Tools
Interactive Visualization

Mars Rover Explorer

A rover sits on a slope of red dust with half a battery and a short list of moves: drive, drill, photograph, point its antenna at Earth. Around it are eight places it can end up. Six it can pass through, Base, Plain, Rocks, Ridge, Crater, and the Signal where it uplinks the day's data. Two it can't leave: Mission end, safely home, and the Sand trap, where it's stuck for good. Some spots pay off, the Crater and the Signal carry the real science, and one of them, the sand, can end the day outright.

Which moves are worth making turns on a single number per spot: its value, the total reward you can expect from there to the end of the day. There are two ways to get those numbers, and you can try both here. One samples, sending the rover out on real runs and averaging what each spot actually earns. The other solves, reading the whole map and computing each value exactly. They reach the same answer from opposite directions, and watching them meet is the quickest way I know to feel what value means in a Markov decision process.

Value from sampled runs

Pick what the rover follows, set the battery with γ, and hit play. It takes a full run, Base until it's home or stuck, collecting rewards along the way. Then for every spot it stood on, the rewards from that spot onward get added up, later ones discounted, and that total, the return, drops back onto the spot. One run says almost nothing: a lucky pass to the uplink makes a spot look great, a run that ends in the sand makes the same spot look terrible. Run a few hundred and the per-spot averages, the v̂(s) numbers, stop lurching and settle. Nobody handed the rover the map. The values came out of experience.

Loading rover...

The same world, taken apart

Now the exact answer. The explorer holds the same eight spots and opens in three lenses. Start bare: just the states and the odds of moving between them. Click any spot to see where the rover can drift and how often, and sample a few runs to watch how easily an innocent-looking start ends in the sand. Add rewards and a discount and every spot earns its value, computed outright instead of sampled. Add the rover's own choices and you can hand it a policy and compare two ways to behave.

Loading rover...

A few things are worth pushing on. The discount γ is the rover's battery. Near 0 it's nearly dead and counts only the next step, grabbing whatever science is in reach; near 1 it has a full charge and the patience to take a long detour for a bigger payoff later. On autopilot, turning γ up actually makes every spot look worse, because a rover with no steering drifts into the sand sooner or later, and the more it cares about the future, the more that ending weighs on the present. Give it a steering wheel and the same knob does something subtler: somewhere near a full charge the best plan can flip, the rover giving up the short safe road for the long route through the Crater once it can finally afford to wait for the richer science.

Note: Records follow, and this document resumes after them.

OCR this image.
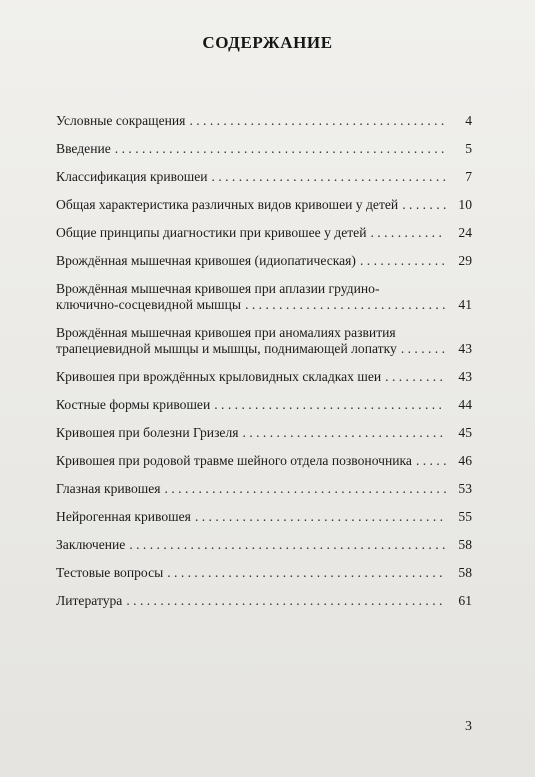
СОДЕРЖАНИЕ
Условные сокращения . . .	4
Введение . . .	5
Классификация кривошеи . . .	7
Общая характеристика различных видов кривошеи у детей . . .	10
Общие принципы диагностики при кривошее у детей . . .	24
Врождённая мышечная кривошея (идиопатическая) . . .	29
Врождённая мышечная кривошея при аплазии грудино-
ключично-сосцевидной мышцы . . .	41
Врождённая мышечная кривошея при аномалиях развития
трапециевидной мышцы и мышцы, поднимающей лопатку . . .	43
Кривошея при врождённых крыловидных складках шеи . . .	43
Костные формы кривошеи . . .	44
Кривошея при болезни Гризеля . . .	45
Кривошея при родовой травме шейного отдела позвоночника . . .	46
Глазная кривошея . . .	53
Нейрогенная кривошея . . .	55
Заключение . . .	58
Тестовые вопросы . . .	58
Литература . . .	61
3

The bigger lever is the policy. The Lost Wanderer flips a coin at every fork; the optimal policy chooses deliberately. At γ = 0.9 the Wanderer is worth less than nothing where it starts, about -2.0 at Base, since aimless thrashing finds the sand often enough to eat whatever science it stumbles into. The optimal rover is worth around +4.3 at the same spot. Same dust, same dice. The only thing that changed is the rule it follows, and that rule is the whole distance from -2 to +4.

Switch to the decision lens and click the Rocks, then the Crater. Both offer the same kind of bet: a risky grab worth a lot, or a safe step worth less. In the Rocks the rover skips the grab. Drilling pays +3 but slips into the -20 sand one run in five, while simply moving reaches the same Crater nine times in ten for the price of a step. In the Crater it does the opposite and takes the grab, because there the payoff is +4 and the slip is only one in ten. Same shape of decision, opposite answers, and the action values are what tell them apart.

Here's the connection between the two tools. The value the explorer computes under a policy is exactly the number the sampled averages are crawling toward when the rover follows that same policy. One reads the whole map and folds the rewards inward; the other never sees the map and recovers the same answer from real runs. Watch the sampler under the optimal policy and the difference gets sharp: it only fills in the spots the rover actually drives through, and the abandoned routes stay blank, because averaging can't estimate a return it never sees. That gap, knowing the dynamics versus only getting to sample them, is the line between dynamic programming and reinforcement learning. The rest of the series lives on the sampling side of it.